Dubai is an extraordinary sensation of smells and sounds that words and pictures alone cannot evoke. Despite the thin film of construction and desert-borne fine dust on every external exposed surface, the passageways and alleys around town are all meticulously clean.

Dubai: a day of fleeting glimpses and experiences, already very impressed.


(Note: Am still finding my way around the technical challenges of sizing and colour spaces for images in WordPress, all of which are too small and lacking in punch RGB files in sRGB space no doubt. Over coming weeks I will update and improve.) All feedback and guidance from others more experienced is welcome.

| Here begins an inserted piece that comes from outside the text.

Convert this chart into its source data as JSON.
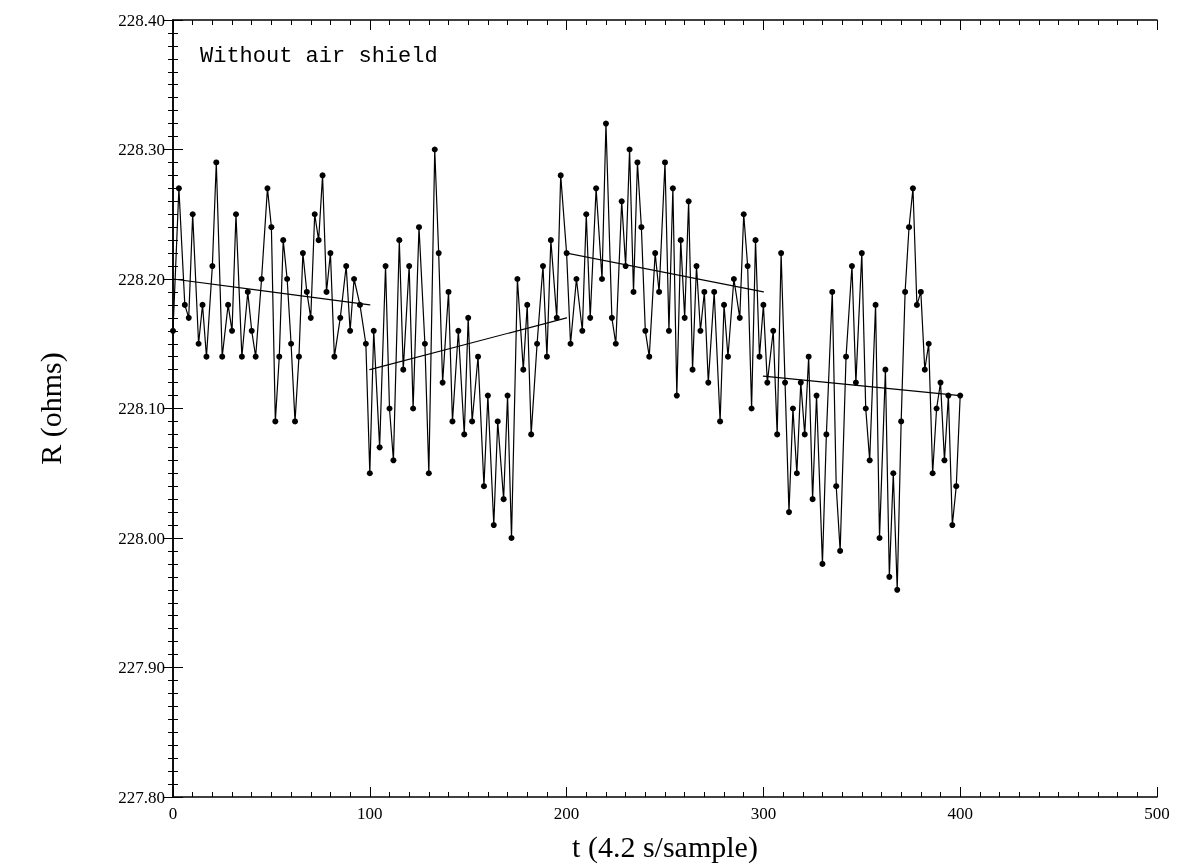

3 thoughts on “United Nations of Dubai”

  1. Hi John, very nice shots indeed.
    If you have the chance try and pick up the book ‘My Vission, challenges in the race to excellence’. Its the book written by His Highness Sheikh Mohammed bin Rashid Al Maktoum, Vice-President and Prime Minister of the United Arab Emirates and Ruler of Dubai.

    I picked one up at the airport last time I was there, great read on how he envisioned the UAE and Dubai and made it to what it is now.

    Cheers enjoy the rest of your stay!!
    Kind regards,

  2. Great overview of Dubai and brings back many recollections of the few days we spend there in 2013. I daresay we would not recognise a lot of it now as the place is expanding at such a fast pace and as you say construction everywhere. When we were there temperatures were in the high 40 deg outside. The blog is looking great.

  3. I never really had any desire to visit Dubai, but after reading your blog, I may have to reconsider. I think you’ve found your retirement gig. Travel the world and write about it!